AKU SEKARANG MENGUTUS KAMU - Ego Mitto Vos -
Inilah ajakan misi Tuhan dengan menunjuk tujuh puluh murid dan mengutus mereka berdua-dua mendahului-Nya ke setiap kota dan tempat yang hendak dikunjungi-Nya. Sering jumlah 70 ini dikaitkan dengan jumlah anggota sanhedrin. Namun, lebih tepat jika jumlah ini dikaitkan dengan Kejadian 10 tentang jumlah 70 bangsa di dunia ini (bdk. Ul 32:8; Kel 1:5).
Jadi, misi Yesus bersifat universal kepada bangsa-bangsa di dunia, bukan hanya partial kepada bangsa Yahudi saja. Yesus juga tidak berkarya sendirian di dalam mewartakan Kerajaan Allah tapi Ia membutuhkan para murid sebagai “co-laborator”: mitra karya bersama.
Adapun tiga perutusan dasar Yesus dapat dirumuskan sebagai “3M”, yakni: 1. Mother ; 2. Messenger ; 3. Model
1. Mother:
“Sebab beginilah firman TUHAN: Sesungguhnya, Aku mengalirkan kepadanya keselamatan seperti sungai, kamu akan menyusu, akan digendong, akan dibelai-belai di pangkuan. Seperti seseorang yang dihibur ibunya, demikianlah Aku ini akan menghibur kamu.” (Yes 66:12-13).
Jelaslah bahwa Tuhan hadir seperti seorang “mother”: ibu yang berbagi kehangatan dan bukan kejahatan, pujian dan bukan makian, kehidupan dan bukan gosipan. Ia juga mengajak kita menjadi “ibu” yang mau berbagi kehangatan bagi sesama kita secara real dan aktual dengan kata dan tindakan nyata setiap harinya.
2. Messenger:
Para murid yang digambarkan sebagai “DOMBA” (pribadi yang “Damai OMongannya karena Bersama Allah) di tengah “SERIGALA” (dunia yang 'SERakah, Iri hati, GALAk”) diajak untuk setia menjadi messenger, pembawa pesan kasih Tuhan. Adapun pesannya hari ini ialah “damai sejahtera (Ibr: Syalom).

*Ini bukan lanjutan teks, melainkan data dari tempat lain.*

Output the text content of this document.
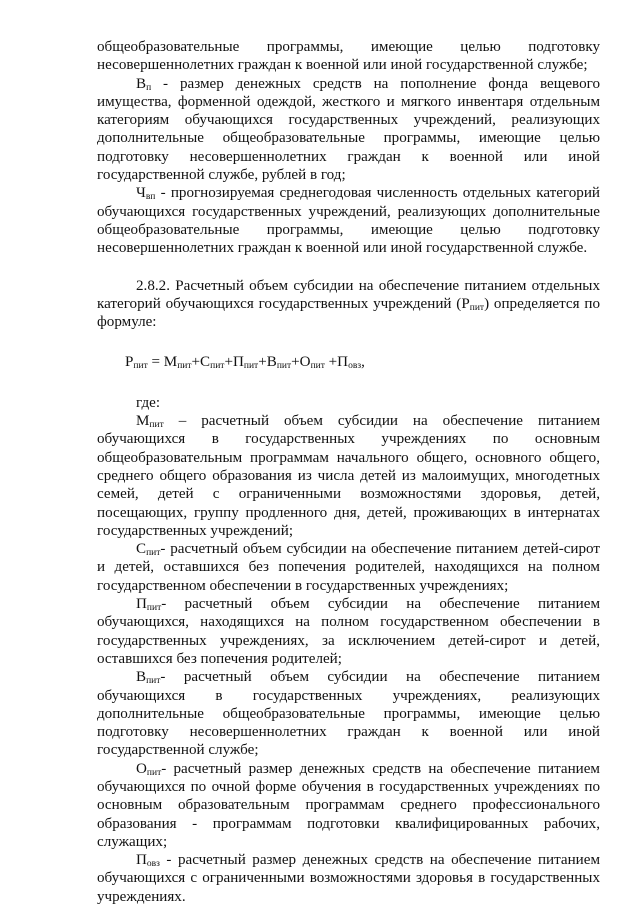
общеобразовательные программы, имеющие целью подготовку несовершеннолетних граждан к военной или иной государственной службе;

$В_п$ - размер денежных средств на пополнение фонда вещевого имущества, форменной одеждой, жесткого и мягкого инвентаря отдельным категориям обучающихся государственных учреждений, реализующих дополнительные общеобразовательные программы, имеющие целью подготовку несовершеннолетних граждан к военной или иной государственной службе, рублей в год;

$Ч_{вп}$ - прогнозируемая среднегодовая численность отдельных категорий обучающихся государственных учреждений, реализующих дополнительные общеобразовательные программы, имеющие целью подготовку несовершеннолетних граждан к военной или иной государственной службе.

2.8.2. Расчетный объем субсидии на обеспечение питанием отдельных категорий обучающихся государственных учреждений $(Р_{пит})$ определяется по формуле:

$Р_{пит} = М_{пит}+С_{пит}+П_{пит}+В_{пит}+О_{пит} +П_{овз}$,

где:

$М_{пит}$ – расчетный объем субсидии на обеспечение питанием обучающихся в государственных учреждениях по основным общеобразовательным программам начального общего, основного общего, среднего общего образования из числа детей из малоимущих, многодетных семей, детей с ограниченными возможностями здоровья, детей, посещающих, группу продленного дня, детей, проживающих в интернатах государственных учреждений;

$С_{пит}-$ расчетный объем субсидии на обеспечение питанием детей-сирот и детей, оставшихся без попечения родителей, находящихся на полном государственном обеспечении в государственных учреждениях;

$П_{пит}-$ расчетный объем субсидии на обеспечение питанием обучающихся, находящихся на полном государственном обеспечении в государственных учреждениях, за исключением детей-сирот и детей, оставшихся без попечения родителей;

$В_{пит}-$ расчетный объем субсидии на обеспечение питанием обучающихся в государственных учреждениях, реализующих дополнительные общеобразовательные программы, имеющие целью подготовку несовершеннолетних граждан к военной или иной государственной службе;

$О_{пит}-$ расчетный размер денежных средств на обеспечение питанием обучающихся по очной форме обучения в государственных учреждениях по основным образовательным программам среднего профессионального образования - программам подготовки квалифицированных рабочих, служащих;

$П_{овз}$ - расчетный размер денежных средств на обеспечение питанием обучающихся с ограниченными возможностями здоровья в государственных учреждениях.
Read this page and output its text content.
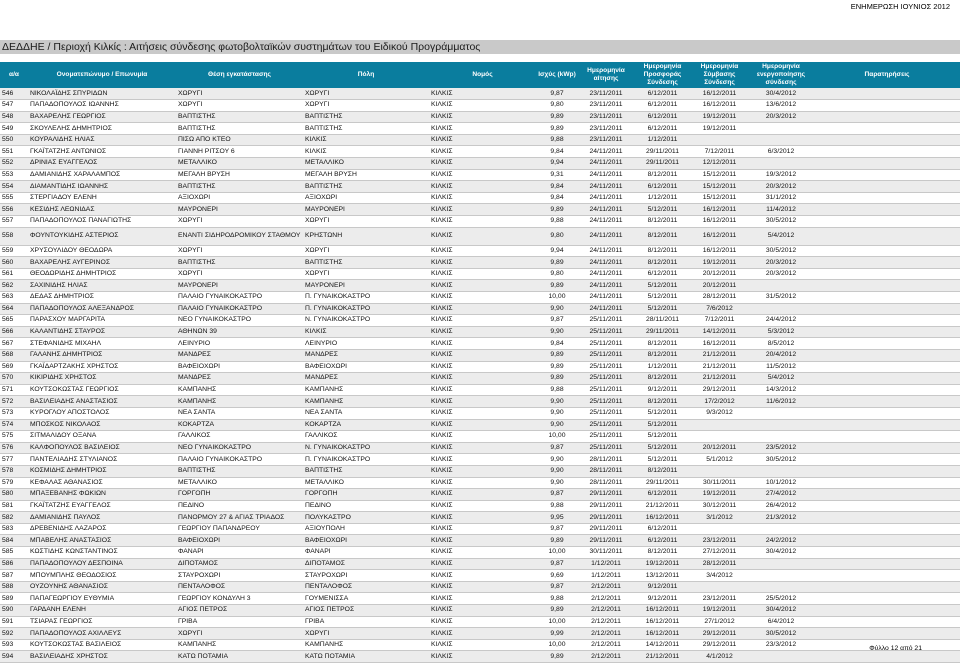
ΕΝΗΜΕΡΩΣΗ ΙΟΥΝΙΟΣ 2012
ΔΕΔΔΗΕ / Περιοχή Κιλκίς : Αιτήσεις σύνδεσης φωτοβολταϊκών συστημάτων του Ειδικού Προγράμματος
α/α	Ονοματεπώνυμο / Επωνυμία	Θέση εγκατάστασης	Πόλη	Νομός	Ισχύς (kWp)	Ημερομηνία αίτησης	Ημερομηνία Προσφοράς Σύνδεσης	Ημερομηνία Σύμβασης Σύνδεσης	Ημερομηνία ενεργοποίησης σύνδεσης	Παρατηρήσεις
546	ΝΙΚΟΛΑΪΔΗΣ ΣΠΥΡΙΔΩΝ	ΧΩΡΥΓΙ	ΧΩΡΥΓΙ	ΚΙΛΚΙΣ	9,87	23/11/2011	6/12/2011	16/12/2011	30/4/2012	
547	ΠΑΠΑΔΟΠΟΥΛΟΣ ΙΩΑΝΝΗΣ	ΧΩΡΥΓΙ	ΧΩΡΥΓΙ	ΚΙΛΚΙΣ	9,80	23/11/2011	6/12/2011	16/12/2011	13/6/2012	
548	ΒΑΧΑΡΕΛΗΣ ΓΕΩΡΓΙΟΣ	ΒΑΠΤΙΣΤΗΣ	ΒΑΠΤΙΣΤΗΣ	ΚΙΛΚΙΣ	9,89	23/11/2011	6/12/2011	19/12/2011	20/3/2012	
549	ΣΚΟΥΛΕΛΗΣ ΔΗΜΗΤΡΙΟΣ	ΒΑΠΤΙΣΤΗΣ	ΒΑΠΤΙΣΤΗΣ	ΚΙΛΚΙΣ	9,89	23/11/2011	6/12/2011	19/12/2011		
550	ΚΟΥΡΑΛΙΔΗΣ ΗΛΙΑΣ	ΠΙΣΩ ΑΠΟ ΚΤΕΟ	ΚΙΛΚΙΣ	ΚΙΛΚΙΣ	9,88	23/11/2011	1/12/2011			
551	ΓΚΑΪΤΑΤΖΗΣ ΑΝΤΩΝΙΟΣ	ΓΙΑΝΝΗ ΡΙΤΣΟΥ 6	ΚΙΛΚΙΣ	ΚΙΛΚΙΣ	9,84	24/11/2011	29/11/2011	7/12/2011	6/3/2012	
552	ΔΡΙΝΙΑΣ ΕΥΑΓΓΕΛΟΣ	ΜΕΤΑΛΛΙΚΟ	ΜΕΤΑΛΛΙΚΟ	ΚΙΛΚΙΣ	9,94	24/11/2011	29/11/2011	12/12/2011		
553	ΔΑΜΙΑΝΙΔΗΣ ΧΑΡΑΛΑΜΠΟΣ	ΜΕΓΑΛΗ ΒΡΥΣΗ	ΜΕΓΑΛΗ ΒΡΥΣΗ	ΚΙΛΚΙΣ	9,31	24/11/2011	8/12/2011	15/12/2011	19/3/2012	
554	ΔΙΑΜΑΝΤΙΔΗΣ ΙΩΑΝΝΗΣ	ΒΑΠΤΙΣΤΗΣ	ΒΑΠΤΙΣΤΗΣ	ΚΙΛΚΙΣ	9,84	24/11/2011	6/12/2011	15/12/2011	20/3/2012	
555	ΣΤΕΡΓΙΑΔΟΥ ΕΛΕΝΗ	ΑΞΙΟΧΩΡΙ	ΑΞΙΟΧΩΡΙ	ΚΙΛΚΙΣ	9,84	24/11/2011	1/12/2011	15/12/2011	31/1/2012	
556	ΚΕΣΙΔΗΣ ΛΕΩΝΙΔΑΣ	ΜΑΥΡΟΝΕΡΙ	ΜΑΥΡΟΝΕΡΙ	ΚΙΛΚΙΣ	9,89	24/11/2011	5/12/2011	16/12/2011	11/4/2012	
557	ΠΑΠΑΔΟΠΟΥΛΟΣ ΠΑΝΑΓΙΩΤΗΣ	ΧΩΡΥΓΙ	ΧΩΡΥΓΙ	ΚΙΛΚΙΣ	9,88	24/11/2011	8/12/2011	16/12/2011	30/5/2012	
558	ΦΟΥΝΤΟΥΚΙΔΗΣ ΑΣΤΕΡΙΟΣ	ΕΝΑΝΤΙ ΣΙΔΗΡΟΔΡΟΜΙΚΟΥ ΣΤΑΘΜΟΥ	ΚΡΗΣΤΩΝΗ	ΚΙΛΚΙΣ	9,80	24/11/2011	8/12/2011	16/12/2011	5/4/2012	
559	ΧΡΥΣΟΥΛΙΔΟΥ ΘΕΟΔΩΡΑ	ΧΩΡΥΓΙ	ΧΩΡΥΓΙ	ΚΙΛΚΙΣ	9,94	24/11/2011	8/12/2011	16/12/2011	30/5/2012	
560	ΒΑΧΑΡΕΛΗΣ ΑΥΓΕΡΙΝΟΣ	ΒΑΠΤΙΣΤΗΣ	ΒΑΠΤΙΣΤΗΣ	ΚΙΛΚΙΣ	9,89	24/11/2011	8/12/2011	19/12/2011	20/3/2012	
561	ΘΕΟΔΩΡΙΔΗΣ ΔΗΜΗΤΡΙΟΣ	ΧΩΡΥΓΙ	ΧΩΡΥΓΙ	ΚΙΛΚΙΣ	9,80	24/11/2011	6/12/2011	20/12/2011	20/3/2012	
562	ΣΑΧΙΝΙΔΗΣ ΗΛΙΑΣ	ΜΑΥΡΟΝΕΡΙ	ΜΑΥΡΟΝΕΡΙ	ΚΙΛΚΙΣ	9,89	24/11/2011	5/12/2011	20/12/2011		
563	ΔΕΔΑΣ ΔΗΜΗΤΡΙΟΣ	ΠΑΛΑΙΟ ΓΥΝΑΙΚΟΚΑΣΤΡΟ	Π. ΓΥΝΑΙΚΟΚΑΣΤΡΟ	ΚΙΛΚΙΣ	10,00	24/11/2011	5/12/2011	28/12/2011	31/5/2012	
564	ΠΑΠΑΔΟΠΟΥΛΟΣ ΑΛΕΞΑΝΔΡΟΣ	ΠΑΛΑΙΟ ΓΥΝΑΙΚΟΚΑΣΤΡΟ	Π. ΓΥΝΑΙΚΟΚΑΣΤΡΟ	ΚΙΛΚΙΣ	9,90	24/11/2011	5/12/2011	7/6/2012		
565	ΠΑΡΑΣΧΟΥ ΜΑΡΓΑΡΙΤΑ	ΝΕΟ ΓΥΝΑΙΚΟΚΑΣΤΡΟ	Ν. ΓΥΝΑΙΚΟΚΑΣΤΡΟ	ΚΙΛΚΙΣ	9,87	25/11/2011	28/11/2011	7/12/2011	24/4/2012	
566	ΚΑΛΑΝΤΙΔΗΣ ΣΤΑΥΡΟΣ	ΑΘΗΝΩΝ 39	ΚΙΛΚΙΣ	ΚΙΛΚΙΣ	9,90	25/11/2011	29/11/2011	14/12/2011	5/3/2012	
567	ΣΤΕΦΑΝΙΔΗΣ ΜΙΧΑΗΛ	ΛΕΙΝΥΡΙΟ	ΛΕΙΝΥΡΙΟ	ΚΙΛΚΙΣ	9,84	25/11/2011	8/12/2011	16/12/2011	8/5/2012	
568	ΓΑΛΑΝΗΣ ΔΗΜΗΤΡΙΟΣ	ΜΑΝΔΡΕΣ	ΜΑΝΔΡΕΣ	ΚΙΛΚΙΣ	9,89	25/11/2011	8/12/2011	21/12/2011	20/4/2012	
569	ΓΚΑΪΔΑΡΤΖΑΚΗΣ ΧΡΗΣΤΟΣ	ΒΑΦΕΙΟΧΩΡΙ	ΒΑΦΕΙΟΧΩΡΙ	ΚΙΛΚΙΣ	9,89	25/11/2011	1/12/2011	21/12/2011	11/5/2012	
570	ΚΙΚΙΡΙΔΗΣ ΧΡΗΣΤΟΣ	ΜΑΝΔΡΕΣ	ΜΑΝΔΡΕΣ	ΚΙΛΚΙΣ	9,89	25/11/2011	8/12/2011	21/12/2011	5/4/2012	
571	ΚΟΥΤΣΟΚΩΣΤΑΣ ΓΕΩΡΓΙΟΣ	ΚΑΜΠΑΝΗΣ	ΚΑΜΠΑΝΗΣ	ΚΙΛΚΙΣ	9,88	25/11/2011	9/12/2011	29/12/2011	14/3/2012	
572	ΒΑΣΙΛΕΙΑΔΗΣ ΑΝΑΣΤΑΣΙΟΣ	ΚΑΜΠΑΝΗΣ	ΚΑΜΠΑΝΗΣ	ΚΙΛΚΙΣ	9,90	25/11/2011	8/12/2011	17/2/2012	11/6/2012	
573	ΚΥΡΟΓΛΟΥ ΑΠΟΣΤΟΛΟΣ	ΝΕΑ ΣΑΝΤΑ	ΝΕΑ ΣΑΝΤΑ	ΚΙΛΚΙΣ	9,90	25/11/2011	5/12/2011	9/3/2012		
574	ΜΠΟΣΚΟΣ ΝΙΚΟΛΑΟΣ	ΚΟΚΑΡΤΖΑ	ΚΟΚΑΡΤΖΑ	ΚΙΛΚΙΣ	9,90	25/11/2011	5/12/2011			
575	ΣΙΤΜΑΛΙΔΟΥ ΟΞΑΝΑ	ΓΑΛΛΙΚΟΣ	ΓΑΛΛΙΚΟΣ	ΚΙΛΚΙΣ	10,00	25/11/2011	5/12/2011			
576	ΚΑΛΦΟΠΟΥΛΟΣ ΒΑΣΙΛΕΙΟΣ	ΝΕΟ ΓΥΝΑΙΚΟΚΑΣΤΡΟ	Ν. ΓΥΝΑΙΚΟΚΑΣΤΡΟ	ΚΙΛΚΙΣ	9,87	25/11/2011	5/12/2011	20/12/2011	23/5/2012	
577	ΠΑΝΤΕΛΙΑΔΗΣ ΣΤΥΛΙΑΝΟΣ	ΠΑΛΑΙΟ ΓΥΝΑΙΚΟΚΑΣΤΡΟ	Π. ΓΥΝΑΙΚΟΚΑΣΤΡΟ	ΚΙΛΚΙΣ	9,90	28/11/2011	5/12/2011	5/1/2012	30/5/2012	
578	ΚΟΣΜΙΔΗΣ ΔΗΜΗΤΡΙΟΣ	ΒΑΠΤΙΣΤΗΣ	ΒΑΠΤΙΣΤΗΣ	ΚΙΛΚΙΣ	9,90	28/11/2011	8/12/2011			
579	ΚΕΦΑΛΑΣ ΑΘΑΝΑΣΙΟΣ	ΜΕΤΑΛΛΙΚΟ	ΜΕΤΑΛΛΙΚΟ	ΚΙΛΚΙΣ	9,90	28/11/2011	29/11/2011	30/11/2011	10/1/2012	
580	ΜΠΑΞΕΒΑΝΗΣ ΦΩΚΙΩΝ	ΓΟΡΓΟΠΗ	ΓΟΡΓΟΠΗ	ΚΙΛΚΙΣ	9,87	29/11/2011	6/12/2011	19/12/2011	27/4/2012	
581	ΓΚΑΪΤΑΤΖΗΣ ΕΥΑΓΓΕΛΟΣ	ΠΕΔΙΝΟ	ΠΕΔΙΝΟ	ΚΙΛΚΙΣ	9,88	29/11/2011	21/12/2011	30/12/2011	26/4/2012	
582	ΔΑΜΙΑΝΙΔΗΣ ΠΑΥΛΟΣ	ΠΑΝΟΡΜΟΥ 27 & ΑΓΙΑΣ ΤΡΙΑΔΟΣ	ΠΟΛΥΚΑΣΤΡΟ	ΚΙΛΚΙΣ	9,95	29/11/2011	16/12/2011	3/1/2012	21/3/2012	
583	ΔΡΕΒΕΝΙΔΗΣ ΛΑΖΑΡΟΣ	ΓΕΩΡΓΙΟΥ ΠΑΠΑΝΔΡΕΟΥ	ΑΞΙΟΥΠΟΛΗ	ΚΙΛΚΙΣ	9,87	29/11/2011	6/12/2011			
584	ΜΠΑΒΕΛΗΣ ΑΝΑΣΤΑΣΙΟΣ	ΒΑΦΕΙΟΧΩΡΙ	ΒΑΦΕΙΟΧΩΡΙ	ΚΙΛΚΙΣ	9,89	29/11/2011	6/12/2011	23/12/2011	24/2/2012	
585	ΚΩΣΤΙΔΗΣ ΚΩΝΣΤΑΝΤΙΝΟΣ	ΦΑΝΑΡΙ	ΦΑΝΑΡΙ	ΚΙΛΚΙΣ	10,00	30/11/2011	8/12/2011	27/12/2011	30/4/2012	
586	ΠΑΠΑΔΟΠΟΥΛΟΥ ΔΕΣΠΟΙΝΑ	ΔΙΠΟΤΑΜΟΣ	ΔΙΠΟΤΑΜΟΣ	ΚΙΛΚΙΣ	9,87	1/12/2011	19/12/2011	28/12/2011		
587	ΜΠΟΥΜΠΛΗΣ ΘΕΟΔΟΣΙΟΣ	ΣΤΑΥΡΟΧΩΡΙ	ΣΤΑΥΡΟΧΩΡΙ	ΚΙΛΚΙΣ	9,69	1/12/2011	13/12/2011	3/4/2012		
588	ΟΥΖΟΥΝΗΣ ΑΘΑΝΑΣΙΟΣ	ΠΕΝΤΑΛΟΦΟΣ	ΠΕΝΤΑΛΟΦΟΣ	ΚΙΛΚΙΣ	9,87	2/12/2011	9/12/2011			
589	ΠΑΠΑΓΕΩΡΓΙΟΥ ΕΥΘΥΜΙΑ	ΓΕΩΡΓΙΟΥ ΚΟΝΔΥΛΗ 3	ΓΟΥΜΕΝΙΣΣΑ	ΚΙΛΚΙΣ	9,88	2/12/2011	9/12/2011	23/12/2011	25/5/2012	
590	ΓΑΡΔΑΝΗ ΕΛΕΝΗ	ΑΓΙΟΣ ΠΕΤΡΟΣ	ΑΓΙΟΣ ΠΕΤΡΟΣ	ΚΙΛΚΙΣ	9,89	2/12/2011	16/12/2011	19/12/2011	30/4/2012	
591	ΤΣΙΑΡΑΣ ΓΕΩΡΓΙΟΣ	ΓΡΙΒΑ	ΓΡΙΒΑ	ΚΙΛΚΙΣ	10,00	2/12/2011	16/12/2011	27/1/2012	6/4/2012	
592	ΠΑΠΑΔΟΠΟΥΛΟΣ ΑΧΙΛΛΕΥΣ	ΧΩΡΥΓΙ	ΧΩΡΥΓΙ	ΚΙΛΚΙΣ	9,99	2/12/2011	16/12/2011	29/12/2011	30/5/2012	
593	ΚΟΥΤΣΟΚΩΣΤΑΣ ΒΑΣΙΛΕΙΟΣ	ΚΑΜΠΑΝΗΣ	ΚΑΜΠΑΝΗΣ	ΚΙΛΚΙΣ	10,00	2/12/2011	14/12/2011	29/12/2011	23/3/2012	
594	ΒΑΣΙΛΕΙΑΔΗΣ ΧΡΗΣΤΟΣ	ΚΑΤΩ ΠΟΤΑΜΙΑ	ΚΑΤΩ ΠΟΤΑΜΙΑ	ΚΙΛΚΙΣ	9,89	2/12/2011	21/12/2011	4/1/2012		
Φύλλο 12 από 21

Kita juga diajak menjadi messenger” yang memperjuangkan persatuan dan bukan perpecahan, yang berbagi kedamaian dan bukan kebencian.
Perdamaian: damai teologis (terhadap Tuhan), damai sosiologis (terhadap sesama), damai psikologis (terhadap diri sendiri) maupun juga damai ekologis (terhadap alam semesta).
Gambaran “domba” sendiri sebagai binatang yang lembut dan tanpa senjata mengajak kita untuk terus maju mewartakan Injil yang penuh kedamaian, yang terwujud pula dalam tindakan afektif/sapaan, kuratif/penyembuhan maupun karitatif/amal kasih.
3. Model:
Para murid tidak diperkenankan membawa uang, bekal dan kasut agar misi perutusan mereka bersifat lepas bebas, tidak bergantung pada apa yang mereka punyai (mereka bawa) tetapi pada apa yang mereka lakukan dan wartakan, yakni Tuhan dan karya keselamatan-Nya (providential divina – penyelenggaraan Tuhan).
Jadi, Tuhan mengajak kita menjadi saksi perutusan, bukan hanya dengan kata kata tapi dengan tindakan nyata, karena jelaslah era ini adalah era “kesaksian”, dimana orang lebih mudah percaya pada “mata” (pada apa yang mereka lihat) daripada pada “telinga” (pada apa yang mereka dengar).
Selanjutnya, para murid juga tidak diperkenankan memberi salam kepada siapapun di dalam perjalanan. Tentu Tuhan tidak bermaksud mendidik para murid agar tidak ramah kepada siapapun, tapi bukankah memberi salam bisa berlanjut dengan “keramah-tamahan basa-basi” berikutnya (misalnya: bercakap-cakap, saling menanyakan kabar, diundang makan, dsb.).
Kebiasaan semacam ini tentu tidak jelek, tetapi tidak tepat untuk kondisi para murid yang sedang melaksanakan tugas perutusan tersebut. Mereka akan tergoda untuk tidak fokus dan terlena dengan waktu yang tidak produktif.
Disinilah, Tuhan mengajak kita menjadi “model”, semacam contoh iman yang bisa berbagi keteladanan, terlebih kepada keluarga dan sesama di sekitar kita secara nyata setiap harinya.